You and your wife, Sue, were athletes in your youth, and your three children all excel at athletics. Was that a priority for you to pass on as a parent? Or do you simply think it’s important that kids stay busy and occupied, no matter what activities they’re involved in? What if Bobby, Ally or Catherine had come home one day from school and said, “I don’t want to play any sports anymore.”?
It's very generous of you Mike to call me an athlete as I am the fifth best athlete in my family.... out of five. Our children's athleticism comes from their Mother. Athletics has been very important to us and our kids. We have always wanted our kids to be involved in activities and athletics was a natural because we enjoy sports so much. Teaching our kids that with hard work and dedication can come great rewards. This has been a priority for us. Through academics, arts, and athletics, our kids have come to see the reward and impact these lessons can have on their lives.
Feel like discussing your current views on Crookston youth hockey?
I don't care to discuss any one sport in particular as I do enjoy them all. Each and every sport can teach our children the life lesson that competing and striving to realize their potential in anything they do takes effort. I believe as parents it is our responsibility to give our children the tools it takes to succeed. To me that means not always succeeding but to realize that everything does not always go their way. That not every situation is the way we want it but to make the best of it and to persevere. My favorite quote, and it was not attributed to anyone when I read it is: The greatest gift I can give my children is to teach them how to get along without me.
You live in Euclid. Whether you want a great meal, a casual, laid-back atmosphere or a beverage or two with your friends or family, is there a better tiny-town establishment than the One-n-Only?
Chris Weiland does a great job of running the One-n-Only here in Euclid. The food is excellent and it is a great place to eat and spend time with friends. We are very fortunate to still have a bar and restaurant in Euclid.

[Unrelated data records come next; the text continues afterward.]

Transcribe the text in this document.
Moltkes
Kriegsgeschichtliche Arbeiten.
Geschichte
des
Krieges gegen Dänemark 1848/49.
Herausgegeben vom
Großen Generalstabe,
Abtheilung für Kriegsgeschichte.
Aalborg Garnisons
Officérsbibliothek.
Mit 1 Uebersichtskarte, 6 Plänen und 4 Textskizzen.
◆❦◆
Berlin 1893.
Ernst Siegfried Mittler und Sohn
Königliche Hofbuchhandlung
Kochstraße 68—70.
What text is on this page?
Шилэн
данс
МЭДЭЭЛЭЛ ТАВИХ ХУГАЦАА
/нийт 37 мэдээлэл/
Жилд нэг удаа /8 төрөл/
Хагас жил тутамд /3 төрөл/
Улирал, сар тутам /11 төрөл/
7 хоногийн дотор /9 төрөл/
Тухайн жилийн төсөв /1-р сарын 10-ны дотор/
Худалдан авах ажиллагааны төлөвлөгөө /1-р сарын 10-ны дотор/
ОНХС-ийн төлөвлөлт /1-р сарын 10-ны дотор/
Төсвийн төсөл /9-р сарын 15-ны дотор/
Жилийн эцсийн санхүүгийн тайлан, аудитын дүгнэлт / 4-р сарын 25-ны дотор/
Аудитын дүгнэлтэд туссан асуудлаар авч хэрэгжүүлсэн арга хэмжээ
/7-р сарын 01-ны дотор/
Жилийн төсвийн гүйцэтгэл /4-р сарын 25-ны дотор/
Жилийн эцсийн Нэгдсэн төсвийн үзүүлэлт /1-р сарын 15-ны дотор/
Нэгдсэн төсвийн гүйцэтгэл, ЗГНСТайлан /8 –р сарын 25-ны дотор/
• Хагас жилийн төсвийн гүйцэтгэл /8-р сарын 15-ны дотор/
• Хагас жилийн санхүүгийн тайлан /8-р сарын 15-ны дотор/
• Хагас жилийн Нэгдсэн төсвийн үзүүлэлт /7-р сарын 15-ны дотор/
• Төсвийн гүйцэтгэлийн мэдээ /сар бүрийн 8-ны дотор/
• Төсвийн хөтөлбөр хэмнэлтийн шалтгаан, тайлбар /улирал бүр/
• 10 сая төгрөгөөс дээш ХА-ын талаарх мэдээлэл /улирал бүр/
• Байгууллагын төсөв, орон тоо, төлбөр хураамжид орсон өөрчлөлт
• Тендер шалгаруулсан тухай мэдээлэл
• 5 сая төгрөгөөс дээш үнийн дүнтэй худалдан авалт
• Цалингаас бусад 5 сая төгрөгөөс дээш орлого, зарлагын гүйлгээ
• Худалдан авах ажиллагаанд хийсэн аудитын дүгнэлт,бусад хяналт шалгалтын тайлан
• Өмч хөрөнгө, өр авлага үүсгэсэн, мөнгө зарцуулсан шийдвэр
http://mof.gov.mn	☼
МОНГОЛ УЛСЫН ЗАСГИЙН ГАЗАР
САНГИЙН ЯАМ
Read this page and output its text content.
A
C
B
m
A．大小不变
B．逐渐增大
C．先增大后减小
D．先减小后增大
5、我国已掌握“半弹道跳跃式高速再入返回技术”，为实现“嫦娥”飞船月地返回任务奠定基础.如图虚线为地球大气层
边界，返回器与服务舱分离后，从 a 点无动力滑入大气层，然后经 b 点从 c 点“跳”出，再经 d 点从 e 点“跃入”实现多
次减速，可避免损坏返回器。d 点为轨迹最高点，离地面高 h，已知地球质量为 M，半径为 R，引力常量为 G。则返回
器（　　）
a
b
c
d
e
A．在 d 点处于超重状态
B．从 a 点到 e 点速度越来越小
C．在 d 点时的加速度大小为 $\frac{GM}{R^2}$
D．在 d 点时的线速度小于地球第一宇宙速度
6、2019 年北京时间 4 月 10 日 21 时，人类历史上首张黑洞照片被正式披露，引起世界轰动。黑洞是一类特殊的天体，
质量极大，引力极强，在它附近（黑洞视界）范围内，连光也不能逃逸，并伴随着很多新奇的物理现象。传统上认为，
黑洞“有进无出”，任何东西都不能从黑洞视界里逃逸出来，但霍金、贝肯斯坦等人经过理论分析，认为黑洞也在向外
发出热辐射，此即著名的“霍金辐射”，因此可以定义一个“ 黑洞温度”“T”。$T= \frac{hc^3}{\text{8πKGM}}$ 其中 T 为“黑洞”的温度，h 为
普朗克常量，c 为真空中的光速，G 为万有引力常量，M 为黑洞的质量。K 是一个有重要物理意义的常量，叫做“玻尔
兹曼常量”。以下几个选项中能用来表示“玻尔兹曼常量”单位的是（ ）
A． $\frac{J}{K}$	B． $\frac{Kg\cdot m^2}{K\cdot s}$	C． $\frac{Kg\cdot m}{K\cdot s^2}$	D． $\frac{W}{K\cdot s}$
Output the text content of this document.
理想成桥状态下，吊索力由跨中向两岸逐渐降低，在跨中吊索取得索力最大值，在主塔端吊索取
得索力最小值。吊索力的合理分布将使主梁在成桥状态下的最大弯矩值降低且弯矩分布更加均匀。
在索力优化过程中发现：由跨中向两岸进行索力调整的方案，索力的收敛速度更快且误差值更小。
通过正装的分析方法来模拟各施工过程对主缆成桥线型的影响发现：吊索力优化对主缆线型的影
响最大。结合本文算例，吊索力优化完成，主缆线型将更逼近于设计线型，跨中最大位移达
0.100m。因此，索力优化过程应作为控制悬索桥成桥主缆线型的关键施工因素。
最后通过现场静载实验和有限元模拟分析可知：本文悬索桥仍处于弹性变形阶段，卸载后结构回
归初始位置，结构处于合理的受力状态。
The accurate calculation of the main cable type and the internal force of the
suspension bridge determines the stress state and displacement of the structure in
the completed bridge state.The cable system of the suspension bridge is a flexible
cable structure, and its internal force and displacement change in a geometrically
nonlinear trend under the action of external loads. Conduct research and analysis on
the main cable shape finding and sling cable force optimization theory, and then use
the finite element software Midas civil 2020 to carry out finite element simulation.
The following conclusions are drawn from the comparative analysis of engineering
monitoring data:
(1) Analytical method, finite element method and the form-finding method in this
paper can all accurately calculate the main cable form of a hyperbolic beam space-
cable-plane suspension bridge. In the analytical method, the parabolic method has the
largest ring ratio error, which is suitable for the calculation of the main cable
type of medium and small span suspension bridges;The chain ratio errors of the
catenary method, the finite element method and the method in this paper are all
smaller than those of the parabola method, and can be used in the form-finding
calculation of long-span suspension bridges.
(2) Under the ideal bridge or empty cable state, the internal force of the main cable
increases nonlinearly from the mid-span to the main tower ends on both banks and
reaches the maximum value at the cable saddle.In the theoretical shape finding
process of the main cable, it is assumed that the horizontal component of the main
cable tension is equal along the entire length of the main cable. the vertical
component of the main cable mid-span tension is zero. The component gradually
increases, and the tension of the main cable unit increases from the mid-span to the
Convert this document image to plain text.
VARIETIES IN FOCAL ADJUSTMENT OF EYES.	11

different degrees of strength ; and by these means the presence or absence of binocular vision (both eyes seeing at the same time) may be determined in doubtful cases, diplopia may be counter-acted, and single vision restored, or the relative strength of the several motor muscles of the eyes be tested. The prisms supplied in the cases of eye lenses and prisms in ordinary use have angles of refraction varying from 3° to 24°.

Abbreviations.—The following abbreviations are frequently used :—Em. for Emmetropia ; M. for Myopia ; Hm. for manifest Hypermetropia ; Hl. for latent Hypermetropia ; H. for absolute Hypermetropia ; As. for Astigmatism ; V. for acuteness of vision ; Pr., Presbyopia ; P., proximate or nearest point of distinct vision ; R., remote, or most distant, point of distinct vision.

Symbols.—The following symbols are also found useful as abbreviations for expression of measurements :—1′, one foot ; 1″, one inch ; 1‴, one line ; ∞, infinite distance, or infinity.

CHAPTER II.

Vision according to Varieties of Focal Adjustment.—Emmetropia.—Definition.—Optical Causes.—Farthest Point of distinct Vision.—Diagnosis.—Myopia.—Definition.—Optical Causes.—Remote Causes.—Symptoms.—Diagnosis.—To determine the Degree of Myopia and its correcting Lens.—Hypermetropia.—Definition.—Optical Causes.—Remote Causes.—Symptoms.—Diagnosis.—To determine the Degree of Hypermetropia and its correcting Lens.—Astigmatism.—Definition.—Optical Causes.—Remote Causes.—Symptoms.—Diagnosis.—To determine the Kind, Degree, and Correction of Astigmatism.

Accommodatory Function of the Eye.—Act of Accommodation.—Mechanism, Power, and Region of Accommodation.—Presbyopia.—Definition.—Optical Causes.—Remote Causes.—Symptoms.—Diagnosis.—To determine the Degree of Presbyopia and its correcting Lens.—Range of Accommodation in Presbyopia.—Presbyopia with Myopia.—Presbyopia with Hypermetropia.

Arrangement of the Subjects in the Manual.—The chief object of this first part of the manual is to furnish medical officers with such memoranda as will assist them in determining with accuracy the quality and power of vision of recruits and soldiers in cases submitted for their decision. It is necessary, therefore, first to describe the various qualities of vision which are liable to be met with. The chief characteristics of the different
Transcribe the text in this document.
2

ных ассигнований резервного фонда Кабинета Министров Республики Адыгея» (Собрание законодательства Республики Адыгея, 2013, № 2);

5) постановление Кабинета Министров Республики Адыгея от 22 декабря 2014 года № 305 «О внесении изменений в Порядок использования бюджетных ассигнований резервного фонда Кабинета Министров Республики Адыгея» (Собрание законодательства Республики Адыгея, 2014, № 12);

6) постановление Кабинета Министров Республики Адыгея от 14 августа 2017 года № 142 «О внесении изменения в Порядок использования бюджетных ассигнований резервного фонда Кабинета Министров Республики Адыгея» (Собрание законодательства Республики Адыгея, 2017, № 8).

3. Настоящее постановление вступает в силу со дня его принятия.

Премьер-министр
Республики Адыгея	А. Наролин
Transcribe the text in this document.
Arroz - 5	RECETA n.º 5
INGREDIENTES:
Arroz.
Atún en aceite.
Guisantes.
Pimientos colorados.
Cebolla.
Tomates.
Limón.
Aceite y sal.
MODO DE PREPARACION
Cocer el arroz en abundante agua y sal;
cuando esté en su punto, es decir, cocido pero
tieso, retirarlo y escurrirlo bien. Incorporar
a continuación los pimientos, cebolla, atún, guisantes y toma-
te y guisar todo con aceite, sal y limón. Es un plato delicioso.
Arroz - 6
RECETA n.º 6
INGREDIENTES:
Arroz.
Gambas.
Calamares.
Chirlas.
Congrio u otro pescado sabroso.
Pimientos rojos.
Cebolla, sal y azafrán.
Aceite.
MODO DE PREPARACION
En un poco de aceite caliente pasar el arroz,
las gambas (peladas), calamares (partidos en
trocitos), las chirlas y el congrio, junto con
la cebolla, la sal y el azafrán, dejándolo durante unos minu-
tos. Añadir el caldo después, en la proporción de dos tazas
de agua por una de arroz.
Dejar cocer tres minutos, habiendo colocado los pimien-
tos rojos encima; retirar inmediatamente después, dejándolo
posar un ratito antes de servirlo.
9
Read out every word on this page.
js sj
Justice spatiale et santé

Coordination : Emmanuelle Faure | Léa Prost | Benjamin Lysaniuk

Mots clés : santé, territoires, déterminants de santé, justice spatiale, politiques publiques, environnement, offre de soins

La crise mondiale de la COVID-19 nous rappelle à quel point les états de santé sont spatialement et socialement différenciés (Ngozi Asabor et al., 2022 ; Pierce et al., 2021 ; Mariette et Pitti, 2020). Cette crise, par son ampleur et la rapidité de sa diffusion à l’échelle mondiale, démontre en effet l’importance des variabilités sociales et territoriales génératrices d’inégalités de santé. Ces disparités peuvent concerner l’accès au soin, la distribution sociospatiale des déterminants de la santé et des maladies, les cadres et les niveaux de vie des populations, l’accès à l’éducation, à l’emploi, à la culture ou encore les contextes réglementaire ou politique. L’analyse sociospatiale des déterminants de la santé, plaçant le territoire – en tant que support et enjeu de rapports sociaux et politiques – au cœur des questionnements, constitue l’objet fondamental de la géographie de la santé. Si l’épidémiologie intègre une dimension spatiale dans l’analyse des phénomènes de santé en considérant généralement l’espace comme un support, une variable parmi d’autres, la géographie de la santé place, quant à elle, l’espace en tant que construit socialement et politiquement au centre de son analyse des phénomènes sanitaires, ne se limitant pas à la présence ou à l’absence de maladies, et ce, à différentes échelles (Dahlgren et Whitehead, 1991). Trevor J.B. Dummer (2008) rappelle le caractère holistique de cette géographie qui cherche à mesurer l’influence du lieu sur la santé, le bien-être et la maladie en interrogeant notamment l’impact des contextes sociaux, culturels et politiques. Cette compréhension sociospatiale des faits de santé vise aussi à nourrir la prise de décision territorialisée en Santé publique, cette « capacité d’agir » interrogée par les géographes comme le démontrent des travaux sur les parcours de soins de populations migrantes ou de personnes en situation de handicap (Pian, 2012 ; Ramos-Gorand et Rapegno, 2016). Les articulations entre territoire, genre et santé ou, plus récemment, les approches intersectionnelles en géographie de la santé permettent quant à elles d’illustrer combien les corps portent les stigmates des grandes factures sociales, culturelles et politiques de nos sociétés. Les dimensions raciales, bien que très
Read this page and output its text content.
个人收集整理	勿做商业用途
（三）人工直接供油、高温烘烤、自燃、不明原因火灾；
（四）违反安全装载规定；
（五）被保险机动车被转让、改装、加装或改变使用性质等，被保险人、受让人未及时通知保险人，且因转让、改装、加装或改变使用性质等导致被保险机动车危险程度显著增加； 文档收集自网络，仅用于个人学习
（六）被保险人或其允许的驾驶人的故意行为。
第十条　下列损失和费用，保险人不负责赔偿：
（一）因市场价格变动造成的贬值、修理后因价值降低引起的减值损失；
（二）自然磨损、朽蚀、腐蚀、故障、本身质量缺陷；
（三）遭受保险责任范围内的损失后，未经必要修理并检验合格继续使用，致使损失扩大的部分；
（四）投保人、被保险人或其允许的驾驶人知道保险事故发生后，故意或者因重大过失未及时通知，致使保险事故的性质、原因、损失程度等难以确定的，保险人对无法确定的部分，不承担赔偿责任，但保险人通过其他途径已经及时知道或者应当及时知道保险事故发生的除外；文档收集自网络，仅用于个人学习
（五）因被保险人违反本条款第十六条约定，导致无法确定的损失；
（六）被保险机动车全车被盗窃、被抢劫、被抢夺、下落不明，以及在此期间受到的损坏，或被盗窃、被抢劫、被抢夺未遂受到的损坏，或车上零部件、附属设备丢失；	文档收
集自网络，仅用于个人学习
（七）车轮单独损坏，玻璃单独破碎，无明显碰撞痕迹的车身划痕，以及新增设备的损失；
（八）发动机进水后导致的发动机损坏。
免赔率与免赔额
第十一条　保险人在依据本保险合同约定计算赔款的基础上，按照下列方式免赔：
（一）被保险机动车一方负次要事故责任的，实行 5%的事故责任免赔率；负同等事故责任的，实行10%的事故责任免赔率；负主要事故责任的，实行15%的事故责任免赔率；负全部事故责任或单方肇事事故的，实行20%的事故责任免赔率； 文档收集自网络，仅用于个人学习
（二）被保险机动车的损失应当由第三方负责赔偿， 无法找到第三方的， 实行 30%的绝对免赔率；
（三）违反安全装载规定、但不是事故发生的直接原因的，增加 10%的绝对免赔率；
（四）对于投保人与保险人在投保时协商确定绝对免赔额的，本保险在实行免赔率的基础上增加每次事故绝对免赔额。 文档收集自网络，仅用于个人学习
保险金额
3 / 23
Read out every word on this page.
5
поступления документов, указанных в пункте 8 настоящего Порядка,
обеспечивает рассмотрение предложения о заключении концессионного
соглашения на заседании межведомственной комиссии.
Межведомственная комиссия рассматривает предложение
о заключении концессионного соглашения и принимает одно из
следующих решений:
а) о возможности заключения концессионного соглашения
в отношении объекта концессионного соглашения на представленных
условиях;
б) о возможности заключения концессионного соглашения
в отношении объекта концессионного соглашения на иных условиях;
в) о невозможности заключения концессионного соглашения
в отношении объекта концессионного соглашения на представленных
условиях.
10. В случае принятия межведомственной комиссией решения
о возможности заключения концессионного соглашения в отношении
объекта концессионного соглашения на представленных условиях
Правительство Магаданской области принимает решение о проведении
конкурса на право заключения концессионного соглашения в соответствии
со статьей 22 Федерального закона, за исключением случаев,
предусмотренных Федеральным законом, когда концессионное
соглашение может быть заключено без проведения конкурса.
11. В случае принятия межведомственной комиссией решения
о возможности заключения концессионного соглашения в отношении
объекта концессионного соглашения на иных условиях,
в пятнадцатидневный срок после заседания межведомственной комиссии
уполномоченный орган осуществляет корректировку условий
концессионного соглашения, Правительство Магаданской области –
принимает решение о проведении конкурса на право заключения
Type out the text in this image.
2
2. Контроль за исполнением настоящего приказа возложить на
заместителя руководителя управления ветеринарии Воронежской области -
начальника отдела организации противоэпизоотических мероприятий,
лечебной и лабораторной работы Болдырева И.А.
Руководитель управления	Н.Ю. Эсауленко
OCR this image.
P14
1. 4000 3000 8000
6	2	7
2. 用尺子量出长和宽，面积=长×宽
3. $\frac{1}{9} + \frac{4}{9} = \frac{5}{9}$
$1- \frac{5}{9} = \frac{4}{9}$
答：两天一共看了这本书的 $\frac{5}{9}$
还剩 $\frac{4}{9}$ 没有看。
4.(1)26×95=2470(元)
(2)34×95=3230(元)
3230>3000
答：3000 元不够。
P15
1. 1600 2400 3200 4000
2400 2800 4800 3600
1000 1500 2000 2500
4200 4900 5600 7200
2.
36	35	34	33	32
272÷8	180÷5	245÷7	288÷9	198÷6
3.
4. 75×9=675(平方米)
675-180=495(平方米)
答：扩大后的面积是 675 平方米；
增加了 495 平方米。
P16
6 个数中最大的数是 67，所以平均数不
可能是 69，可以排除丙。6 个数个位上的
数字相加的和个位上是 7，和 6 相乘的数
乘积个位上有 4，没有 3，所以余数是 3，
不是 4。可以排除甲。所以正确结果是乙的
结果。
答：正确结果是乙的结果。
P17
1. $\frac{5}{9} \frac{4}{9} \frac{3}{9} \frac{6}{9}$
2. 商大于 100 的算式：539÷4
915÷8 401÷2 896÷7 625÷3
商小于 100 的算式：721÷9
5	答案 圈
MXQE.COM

Describe where you think/hope you'll be in 10 years, or what you think/hope you'll be doing, personal life-wise and career-wise.
In ten years, I hope to enjoy seeing my children living their young adult lives, and to continue farming with my family and hopefully my son Bobby.
Please describe yourself in ten words or less
I'll leave the describing of myself up to someone else, but I hope they'll say, "He's a good man".